Global Ecology and Conservation (Jan 2022)
The seasonal response of vegetation water use efficiency to temperature and precipitation in the Loess Plateau, China
Abstract
Water use efficiency (WUE), which integrates ecosystem carbon and water cycles, is an important index for evaluating ecosystem sensitivity to climate change. Based on MODIS remote sensing data and meteorological data, this paper quantitatively studied the variation in seasonal vegetation WUE in the Loess Plateau over the period 2001–2019. Temperature and precipitation threshold effects on seasonal WUE of different vegetation types were also discovered using regression and partial correlation analysis methods.
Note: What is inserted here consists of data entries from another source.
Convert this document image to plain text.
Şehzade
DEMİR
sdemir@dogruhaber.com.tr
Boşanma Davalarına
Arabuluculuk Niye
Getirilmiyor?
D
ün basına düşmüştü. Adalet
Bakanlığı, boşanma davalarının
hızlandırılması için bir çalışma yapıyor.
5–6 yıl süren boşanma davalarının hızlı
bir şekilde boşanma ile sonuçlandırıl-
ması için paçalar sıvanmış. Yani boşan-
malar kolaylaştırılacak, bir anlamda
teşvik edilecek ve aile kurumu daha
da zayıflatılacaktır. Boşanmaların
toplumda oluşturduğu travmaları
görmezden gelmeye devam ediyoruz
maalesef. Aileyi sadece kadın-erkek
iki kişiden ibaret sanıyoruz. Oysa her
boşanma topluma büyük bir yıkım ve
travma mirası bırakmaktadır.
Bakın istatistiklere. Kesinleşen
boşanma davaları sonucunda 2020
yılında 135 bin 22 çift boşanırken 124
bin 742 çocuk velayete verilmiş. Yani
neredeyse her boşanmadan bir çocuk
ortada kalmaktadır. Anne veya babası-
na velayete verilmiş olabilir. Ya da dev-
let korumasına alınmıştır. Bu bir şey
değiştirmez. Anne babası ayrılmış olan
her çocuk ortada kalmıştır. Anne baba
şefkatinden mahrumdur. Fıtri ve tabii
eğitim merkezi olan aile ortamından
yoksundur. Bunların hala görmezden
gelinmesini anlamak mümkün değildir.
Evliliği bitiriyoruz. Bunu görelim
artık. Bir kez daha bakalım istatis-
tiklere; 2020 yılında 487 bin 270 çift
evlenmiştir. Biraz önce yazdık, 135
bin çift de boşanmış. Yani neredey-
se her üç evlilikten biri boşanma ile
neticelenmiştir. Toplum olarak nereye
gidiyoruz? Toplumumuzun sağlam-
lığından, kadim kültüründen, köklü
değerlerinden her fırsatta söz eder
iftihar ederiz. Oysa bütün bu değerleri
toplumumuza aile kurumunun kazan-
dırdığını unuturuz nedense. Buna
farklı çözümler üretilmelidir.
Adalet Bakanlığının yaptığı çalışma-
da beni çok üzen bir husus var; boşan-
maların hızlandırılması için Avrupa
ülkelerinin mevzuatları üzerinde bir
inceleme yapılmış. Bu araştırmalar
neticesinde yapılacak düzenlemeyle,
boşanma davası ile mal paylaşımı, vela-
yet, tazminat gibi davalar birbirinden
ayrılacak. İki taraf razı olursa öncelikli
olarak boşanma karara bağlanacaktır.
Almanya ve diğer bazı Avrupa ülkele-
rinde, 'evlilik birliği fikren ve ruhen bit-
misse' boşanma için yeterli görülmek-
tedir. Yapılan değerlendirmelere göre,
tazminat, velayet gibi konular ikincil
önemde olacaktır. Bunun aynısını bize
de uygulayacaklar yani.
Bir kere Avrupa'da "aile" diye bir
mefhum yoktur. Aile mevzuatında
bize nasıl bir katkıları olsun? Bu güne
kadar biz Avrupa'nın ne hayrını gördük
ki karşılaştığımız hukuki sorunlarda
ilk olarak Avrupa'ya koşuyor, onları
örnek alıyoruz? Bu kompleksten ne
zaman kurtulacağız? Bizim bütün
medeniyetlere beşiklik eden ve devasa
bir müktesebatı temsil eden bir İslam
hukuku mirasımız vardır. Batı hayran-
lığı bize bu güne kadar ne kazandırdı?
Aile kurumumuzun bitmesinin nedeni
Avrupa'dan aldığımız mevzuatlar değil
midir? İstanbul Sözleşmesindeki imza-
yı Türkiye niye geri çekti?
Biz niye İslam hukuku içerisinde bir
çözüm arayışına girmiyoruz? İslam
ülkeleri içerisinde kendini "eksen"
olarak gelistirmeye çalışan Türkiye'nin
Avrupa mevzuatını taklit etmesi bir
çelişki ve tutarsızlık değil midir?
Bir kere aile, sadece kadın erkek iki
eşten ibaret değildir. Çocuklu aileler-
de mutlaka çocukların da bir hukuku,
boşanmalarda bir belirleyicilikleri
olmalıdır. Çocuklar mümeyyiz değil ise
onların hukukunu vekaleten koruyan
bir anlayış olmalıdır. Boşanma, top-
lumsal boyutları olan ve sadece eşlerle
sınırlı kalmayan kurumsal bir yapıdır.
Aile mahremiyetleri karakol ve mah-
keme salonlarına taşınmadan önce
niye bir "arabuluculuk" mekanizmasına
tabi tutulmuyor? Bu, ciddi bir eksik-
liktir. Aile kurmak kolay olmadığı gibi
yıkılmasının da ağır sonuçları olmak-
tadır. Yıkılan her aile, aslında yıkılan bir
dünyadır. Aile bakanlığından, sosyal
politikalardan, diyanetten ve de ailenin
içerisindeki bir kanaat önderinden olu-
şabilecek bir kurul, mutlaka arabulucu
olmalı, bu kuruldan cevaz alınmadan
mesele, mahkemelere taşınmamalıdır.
The results showed that seasonal WUE decreased with time in each season studied, with the rate of decrease of WUE in summer being the most significant of the three seasons studied. The following was the order of change in vegetation WUE values over time in different seasons: summer > autumn > spring. WUE of different vegetation types showed seasonal differences as well as varying responses to temperature and precipitation. The WUE of shrubland and grassland both tended to decrease over the study period from spring to autumn, with grassland WUE decreasing the most. When compared to grassland and shrubland, the negative relationship between forest WUE and the temperature was highest in spring and summer. The proportion of the area of vegetation where WUE was negatively correlated with temperature and precipitation in the three seasons, was largest in summer. In the relationship between seasonal WUE and either temperature or precipitation, there was a threshold effect. In spring, summer, and autumn, the optimum precipitation thresholds were 50–80 mm, 280–370 mm, and 65–125 mm, respectively, and the corresponding optimum temperature thresholds were > 14 °C, 15–19 °C, and 6–13 °C, respectively.